If only there was a way I could transfer 91 cents on the dollar through a mobile linked payment system directly to families in need, while incurring only 7 cents in transaction costs (plus overhead) and 2 cents to enroll and monitor those families.
That’s precisely what GiveDirectly does.
In the non-profit world, the burden of proof shouldn’t be on GiveDirectly’s innovative model. In fact, I think the opposite should be true:
All anti-poverty programs should be measured against the efficacy of a direct cash transfer, and the programs that fail this test probably shouldn’t exist anymore.
Of course when it comes to designing and monitoring such transfer programs, there’s a lot more nuance involved, which I won’t go into here.
I will however, take some time to address the classic “they’ll just spend it on alcohol and drugs” argument that gets conveniently trotted out whenever the issue of spending on the poor comes up (or when we pass a homeless person on the street and would rather spend the dollar in our pocket on something we don’t really need).
Here’s my rebuttal: either give money or don’t, but whatever happens after the cash changes hands is none of your fucking business. I highly doubt my own judgment would be infallible if the shoe were on the other foot. Maybe a drink is exactly what I’d need if every stranger on the street has his/her own opinion on what’s best for me.

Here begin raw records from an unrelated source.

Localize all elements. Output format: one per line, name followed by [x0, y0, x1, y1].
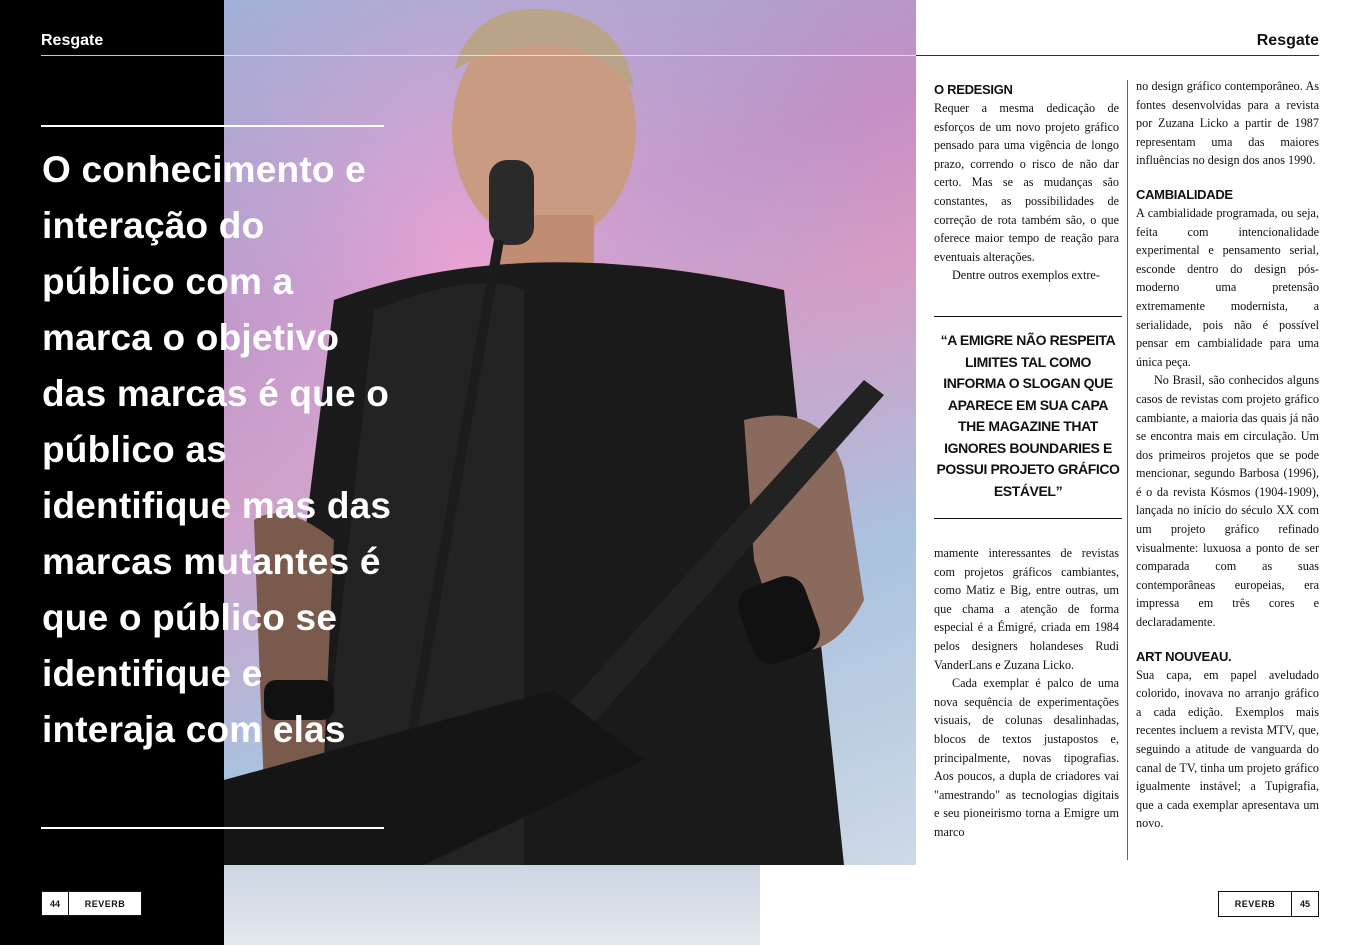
- quote-rule-bottom: [41, 827, 384, 829]
- big-quote: O conhecimento e interação do público com a marca o objetivo das marcas é que o público as identifique mas das marcas mutantes é que o público se identifique e interaja com elas: [42, 149, 392, 750]
- pull-quote-rule-bottom: [934, 518, 1122, 519]
- paragraph: Cada exemplar é palco de uma nova sequência de experimentações visuais, de colunas desalinhadas, blocos de textos justapostos e, principalmente, novas tipografias. Aos poucos, a dupla de criadores vai "amestrando" as tecnologias digitais e seu pioneirismo torna a Emigre um marco: [934, 676, 1119, 839]
- folio-right: [1218, 891, 1319, 917]
- paragraph: Requer a mesma dedicação de esforços de um novo projeto gráfico pensado para uma vigência de longo prazo, correndo o risco de não dar certo. Mas se as mudanças são constantes, as possibilidades de correção de rota também são, o que oferece maior tempo de reação para eventuais alterações.: [934, 101, 1119, 264]
- folio-left: [41, 891, 142, 916]
- column-2: [1136, 77, 1319, 833]
- page-number-right: 45: [1291, 892, 1318, 916]
- magazine-name-right: REVERB: [1234, 899, 1276, 909]
- top-rule-right: [916, 55, 1319, 56]
- magazine-name-left: REVERB: [84, 898, 126, 909]
- heading-cambialidade: CAMBIALIDADE: [1136, 186, 1233, 202]
- column-1-bottom: [934, 544, 1119, 842]
- top-rule-left: [41, 55, 916, 56]
- page-number-left: 44: [42, 892, 69, 915]
- pull-quote-rule-top: [934, 316, 1122, 317]
- paragraph: mamente interessantes de revistas com projetos gráficos cambiantes, como Matiz e Big, entre outras, um que chama a atenção de forma especial é a Émigré, criada em 1984 pelos designers holandeses Rudi VanderLans e Zuzana Licko.: [934, 546, 1119, 672]
- heading-art-nouveau: ART NOUVEAU.: [1136, 648, 1232, 664]
- paragraph: Sua capa, em papel aveludado colorido, inovava no arranjo gráfico a cada edição. Exemplos mais recentes incluem a revista MTV, que, seguindo a atitude de vanguarda do canal de TV, tinha um projeto gráfico igualmente instável; a Tupigrafia, que a cada exemplar apresentava um novo.: [1136, 667, 1319, 831]
- section-title-left: Resgate: [41, 32, 104, 49]
- paragraph: A cambialidade programada, ou seja, feita com intencionalidade experimental e pensamento serial, esconde dentro do design pós-moderno uma pretensão extremamente modernista, a serialidade, pois não é possível pensar em cambialidade para uma única peça.: [1136, 205, 1319, 369]
- photo-lower-white: [760, 865, 916, 945]
- pull-quote: “A EMIGRE NÃO RESPEITA LIMITES TAL COMO INFORMA O SLOGAN QUE APARECE EM SUA CAPA THE MAGAZINE THAT IGNORES BOUNDARIES E POSSUI PROJETO GRÁFICO ESTÁVEL”: [936, 332, 1120, 499]
- column-divider: [1127, 80, 1128, 860]
- paragraph: Dentre outros exemplos extre-: [952, 268, 1100, 283]
- paragraph: no design gráfico contemporâneo. As fontes desenvolvidas para a revista por Zuzana Licko a partir de 1987 representam uma das maiores influências no design dos anos 1990.: [1136, 79, 1319, 168]
- column-1-top: [934, 81, 1119, 285]
- paragraph: No Brasil, são conhecidos alguns casos de revistas com projeto gráfico cambiante, a maioria das quais já não se encontra mais em circulação. Um dos primeiros projetos que se pode mencionar, segundo Barbosa (1996), é o da revista Kósmos (1904-1909), lançada no início do século XX com um projeto gráfico refinado visualmente: luxuosa a ponto de ser comparada com as suas contemporâneas europeias, era impressa em três cores e declaradamente.: [1136, 373, 1319, 630]
- quote-rule-top: [41, 125, 384, 127]
- heading-redesign: O REDESIGN: [934, 82, 1013, 97]
- section-title-right: Resgate: [1256, 32, 1319, 49]
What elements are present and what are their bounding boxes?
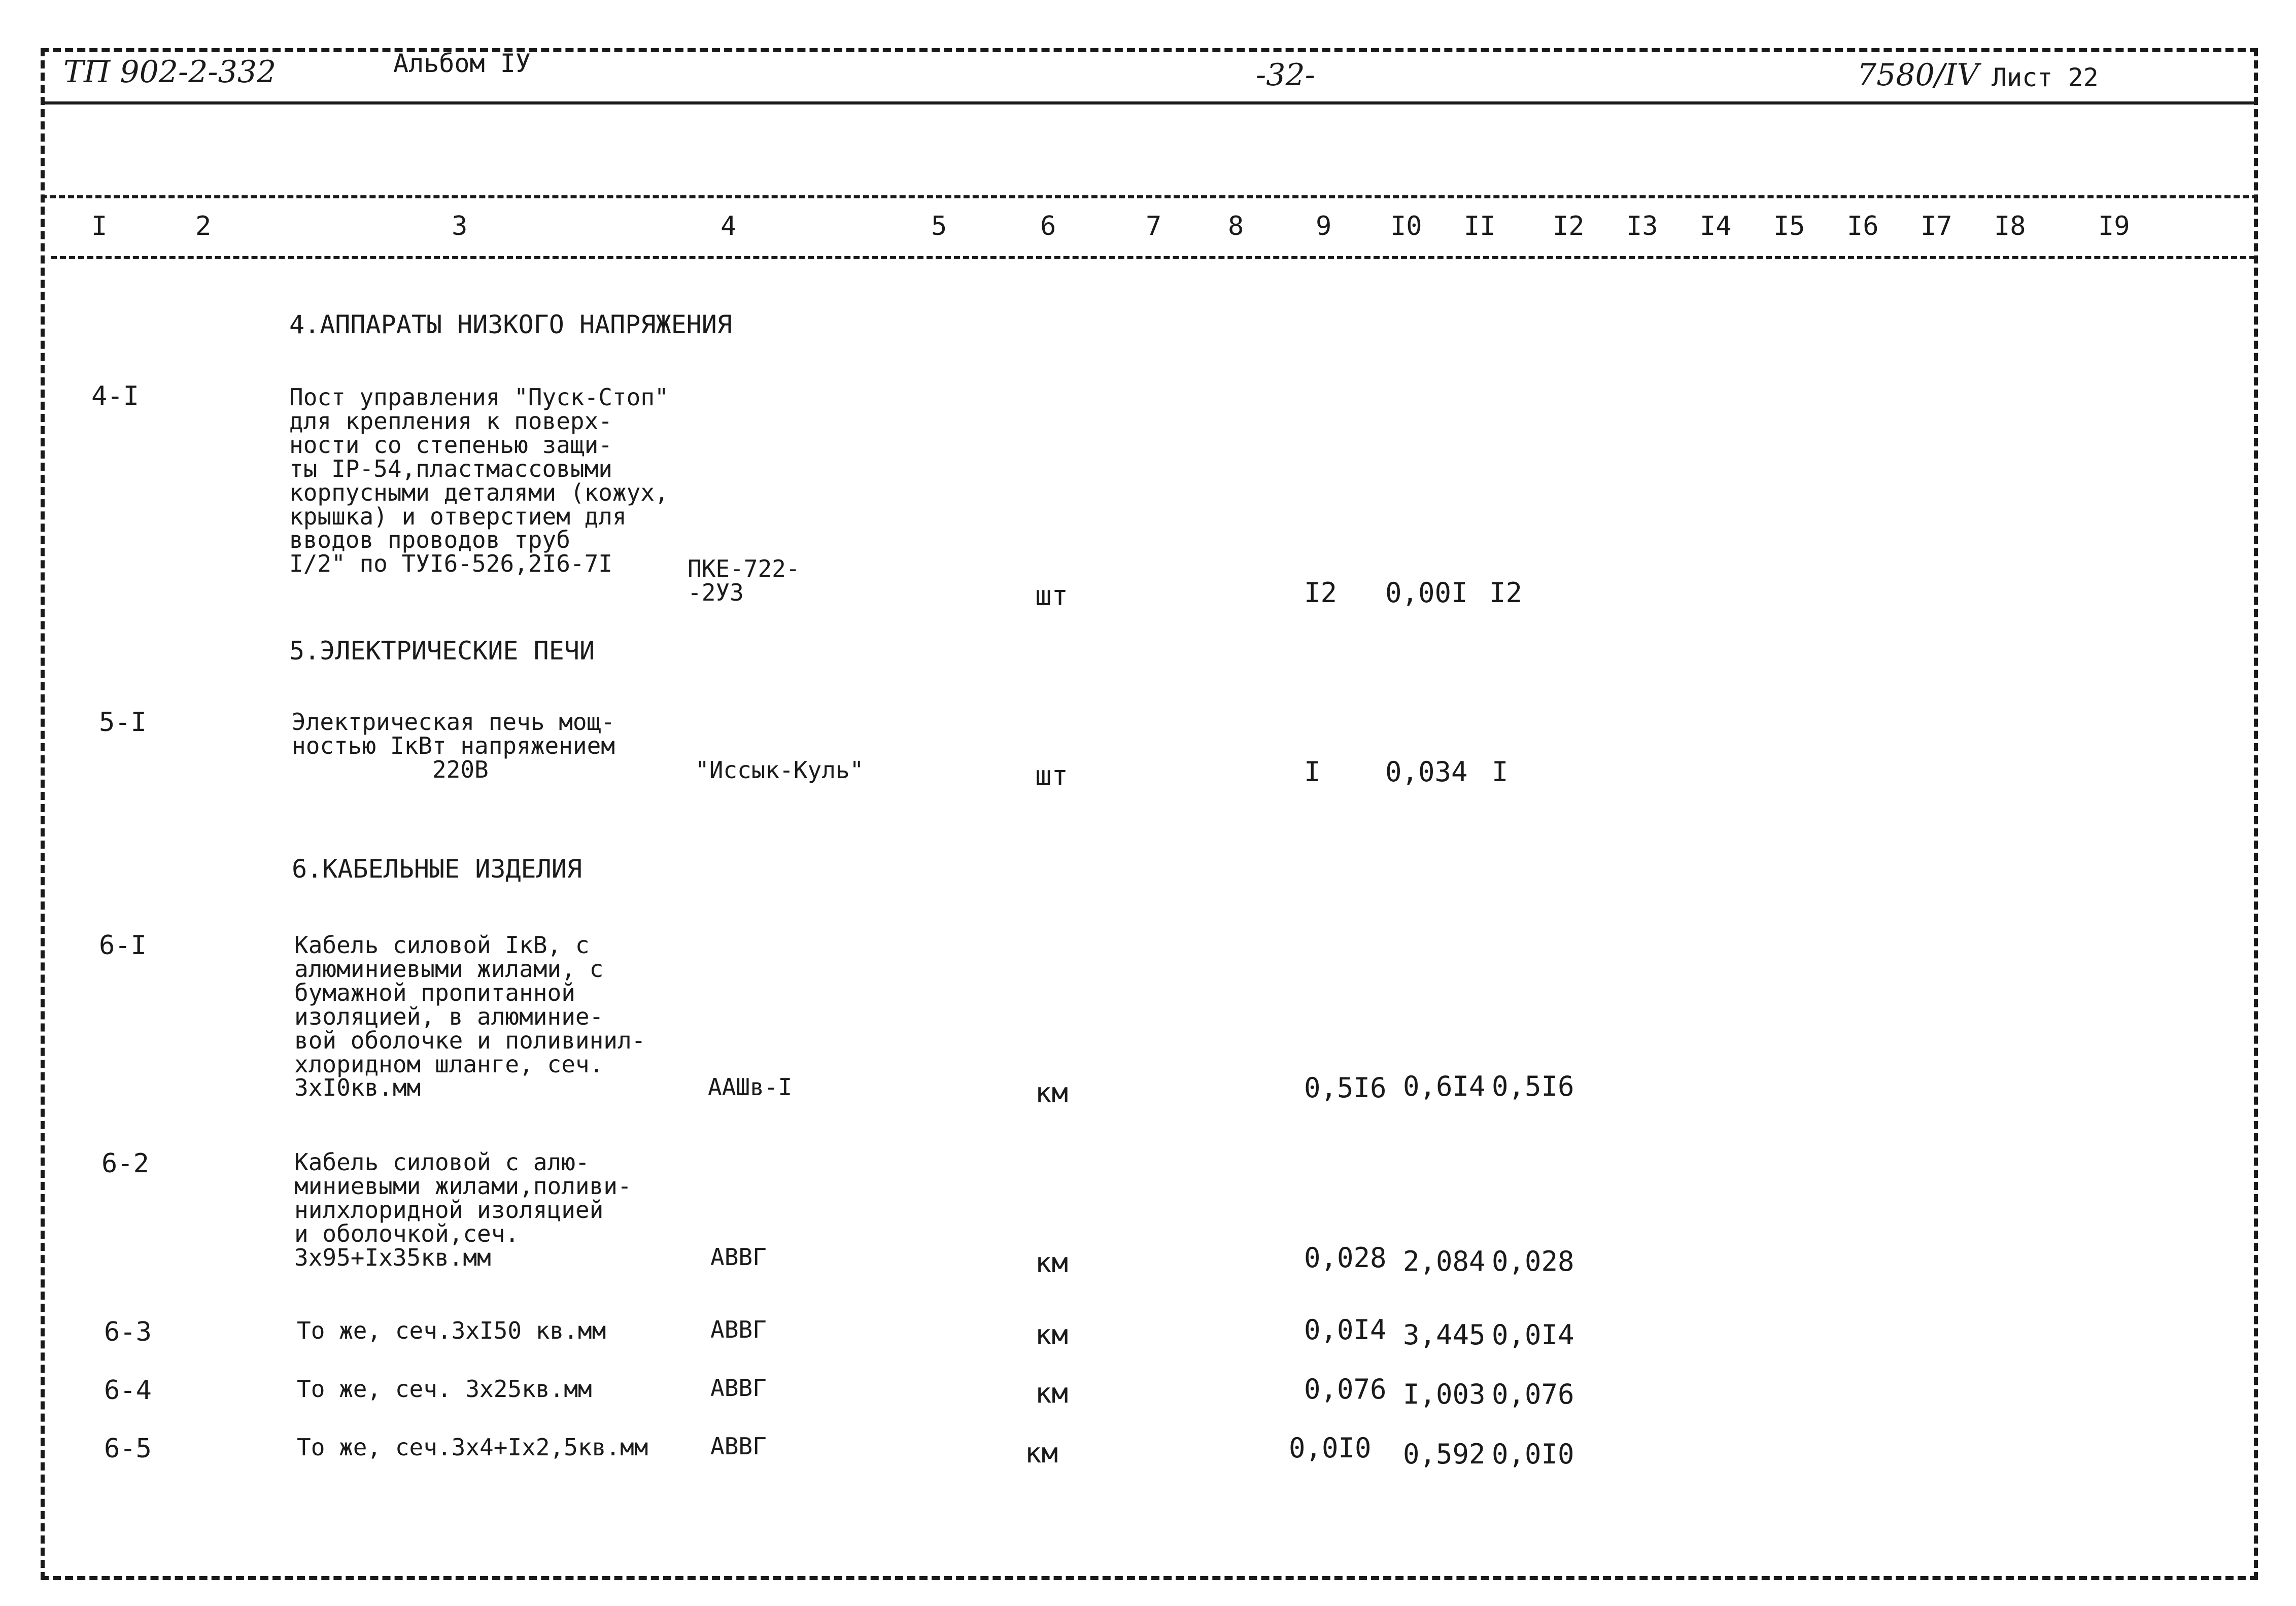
row-col9: 0,0I4 [1304,1314,1387,1346]
col-15: I5 [1773,211,1805,241]
row-col11: 0,076 [1492,1378,1574,1410]
row-description: То же, сеч.3хI50 кв.мм [297,1317,606,1344]
row-col11: 0,5I6 [1492,1070,1574,1102]
sheet-frame [41,48,2258,1580]
col-6: 6 [1040,211,1056,241]
row-position: 6-5 [104,1434,152,1464]
row-col9: I [1304,756,1321,788]
row-position: 5-I [99,707,147,738]
row-unit: шт [1035,760,1069,792]
row-col11: 0,0I4 [1492,1319,1574,1351]
row-position: 6-2 [101,1148,149,1179]
row-position: 4-I [91,381,139,411]
row-position: 6-3 [104,1317,152,1347]
row-type: АВВГ [710,1374,767,1402]
col-13: I3 [1626,211,1658,241]
table-top-rule [41,195,2258,198]
row-col10: 0,034 [1385,756,1468,788]
section-title: 5.ЭЛЕКТРИЧЕСКИЕ ПЕЧИ [289,636,595,666]
row-description: Кабель силовой IкВ, с алюминиевыми жилами, с бумажной пропитанной изоляцией, в алюминие- вой оболочке и поливинил- хлоридном шланге, сеч. 3хI0кв.мм [294,931,646,1102]
album-label: Альбом IУ [393,49,531,78]
row-col9: 0,0I0 [1289,1432,1372,1464]
row-unit: шт [1035,580,1069,612]
col-5: 5 [931,211,947,241]
row-unit: км [1035,1077,1069,1109]
row-type: АВВГ [710,1316,767,1343]
row-description: То же, сеч.3х4+Iх2,5кв.мм [297,1434,648,1461]
row-col10: 3,445 [1403,1319,1486,1351]
row-col10: 0,00I [1385,577,1468,609]
row-col10: 0,6I4 [1403,1070,1486,1102]
row-col11: 0,028 [1492,1245,1574,1277]
row-unit: км [1035,1377,1069,1409]
project-code: ТП 902-2-332 [63,54,277,90]
col-4: 4 [721,211,737,241]
row-col11: I2 [1489,577,1523,609]
row-description: Пост управления "Пуск-Стоп" для крепления к поверх- ности со степенью защи- ты IP-54,пластмассовыми корпусными деталями (кожух, крышка) и отверстием для вводов проводов труб I/2" по ТУI6-526,2I6-7I [289,383,669,578]
document-number: 7580/IV [1857,57,1979,93]
row-col11: I [1492,756,1509,788]
col-1: I [91,211,108,241]
col-14: I4 [1700,211,1732,241]
col-7: 7 [1146,211,1162,241]
col-17: I7 [1921,211,1952,241]
section-title: 6.КАБЕЛЬНЫЕ ИЗДЕЛИЯ [292,854,582,884]
row-description: Электрическая печь мощ- ностью IкВт напряжением 220В [292,708,615,783]
row-description: Кабель силовой с алю- миниевыми жилами,поливи- нилхлоридной изоляцией и оболочкой,сеч. 3х95+Iх35кв.мм [294,1148,632,1271]
row-unit: км [1035,1319,1069,1351]
row-type: ПКЕ-722- -2УЗ [688,555,800,606]
col-10: I0 [1390,211,1422,241]
col-18: I8 [1994,211,2026,241]
col-9: 9 [1316,211,1332,241]
col-3: 3 [452,211,468,241]
row-position: 6-4 [104,1375,152,1406]
col-2: 2 [195,211,212,241]
row-col9: 0,076 [1304,1373,1387,1405]
row-position: 6-I [99,930,147,961]
col-11: II [1464,211,1496,241]
col-16: I6 [1847,211,1879,241]
col-12: I2 [1553,211,1585,241]
row-col11: 0,0I0 [1492,1438,1574,1470]
row-col9: I2 [1304,577,1338,609]
row-col10: 0,592 [1403,1438,1486,1470]
header-rule [41,101,2258,104]
row-col10: I,003 [1403,1378,1486,1410]
row-col9: 0,028 [1304,1242,1387,1274]
sheet-label: Лист 22 [1992,63,2099,92]
row-col10: 2,084 [1403,1245,1486,1277]
row-type: ААШв-I [708,1073,793,1101]
row-type: АВВГ [710,1243,767,1271]
row-unit: км [1035,1247,1069,1279]
col-8: 8 [1228,211,1244,241]
section-title: 4.АППАРАТЫ НИЗКОГО НАПРЯЖЕНИЯ [289,310,732,339]
col-19: I9 [2098,211,2130,241]
row-description: То же, сеч. 3х25кв.мм [297,1375,592,1403]
column-header-rule [51,256,2255,259]
row-type: АВВГ [710,1433,767,1460]
row-unit: км [1025,1437,1058,1469]
row-type: "Иссык-Куль" [695,756,864,784]
page-number: -32- [1256,57,1315,93]
row-col9: 0,5I6 [1304,1072,1387,1104]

Transferring money to another human being means empowering them to succeed or fail on their own terms.
To me that’s what freedom is about: the power to make our own mistakes and either learn from them (or not).
There is nothing so radical about the GiveDirectly model. It’s just common sense, and I think the non-profit world would be a much more innovative place if we can learn to forgive in others what we would easily forgive in ourselves.